The S&P 500 experienced only its second down day out of the last seven trading sessions on Tuesday. Not bad for a market that many people had written off as dead.
A 350-point rebound over a handful of sessions is downright impressive, but my readers always knew this was coming. As I wrote in last week’s free post titled, “Why smart money is buying this bounce“:
As bad as every stock chart looks right now, that is exactly why we should be prepared for a near-term bounce. Everyone knows markets move in waves, yet most people forget this simple fact in the heat of battle. While a 70-year losing streak is impressive, savvy traders are anticipating a vicious snapback, not another seven weeks of selling.
While no one is excited about Tuesday’s 0.6% giveback, everyone knows we cannot go up every single day and down days are part of every move higher.
More important than one day’s plus or minus is how the market responded to the first meaningful bit of selling in a week. And if we look under Tuesday’s hood, the early wave of selling stalled and bounced from those early lows. That is the kind of price action I like to see from down days.
As I wrote last week, I bought the bounce and my stops are already well above my entry points. There is nothing for me to do here other than keep holding for higher prices and lifting my trailing stops.
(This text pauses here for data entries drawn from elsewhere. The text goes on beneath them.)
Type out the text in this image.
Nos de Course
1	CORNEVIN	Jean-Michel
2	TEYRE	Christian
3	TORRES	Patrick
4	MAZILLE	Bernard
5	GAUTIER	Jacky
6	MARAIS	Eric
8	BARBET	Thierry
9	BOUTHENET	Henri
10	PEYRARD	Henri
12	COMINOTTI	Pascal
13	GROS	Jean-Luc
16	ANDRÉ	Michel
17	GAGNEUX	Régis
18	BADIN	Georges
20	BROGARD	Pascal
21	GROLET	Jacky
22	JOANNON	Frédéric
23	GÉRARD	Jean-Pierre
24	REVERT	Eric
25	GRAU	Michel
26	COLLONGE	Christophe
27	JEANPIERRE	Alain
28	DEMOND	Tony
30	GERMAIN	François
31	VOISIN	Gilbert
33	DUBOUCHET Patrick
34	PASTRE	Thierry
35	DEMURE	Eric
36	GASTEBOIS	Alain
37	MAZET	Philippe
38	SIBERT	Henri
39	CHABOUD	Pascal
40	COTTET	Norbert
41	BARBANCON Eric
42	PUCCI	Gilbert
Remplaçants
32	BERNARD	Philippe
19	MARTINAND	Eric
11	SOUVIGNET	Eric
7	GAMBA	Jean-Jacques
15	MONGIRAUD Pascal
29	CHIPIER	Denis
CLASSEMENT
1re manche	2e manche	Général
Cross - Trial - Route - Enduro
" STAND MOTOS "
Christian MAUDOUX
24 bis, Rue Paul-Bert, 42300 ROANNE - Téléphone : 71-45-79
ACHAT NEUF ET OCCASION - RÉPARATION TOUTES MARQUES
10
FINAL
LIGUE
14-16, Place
Maybe bears are right and this bounce fails and heads back to the lows, but at this point, I’m already sitting on a nice pile of profits in my 3x ETF trade and it doesn’t matter to me. Keep going higher and I make even more money. Stumble back to the lows and I lock in some nice profits at my stops and get ready to buy the next bounce.
Buying early means I’m protected no matter what happens next. But at this point, it looks like this market wants to keep heading higher and 4,300 resistance is very much on the menu.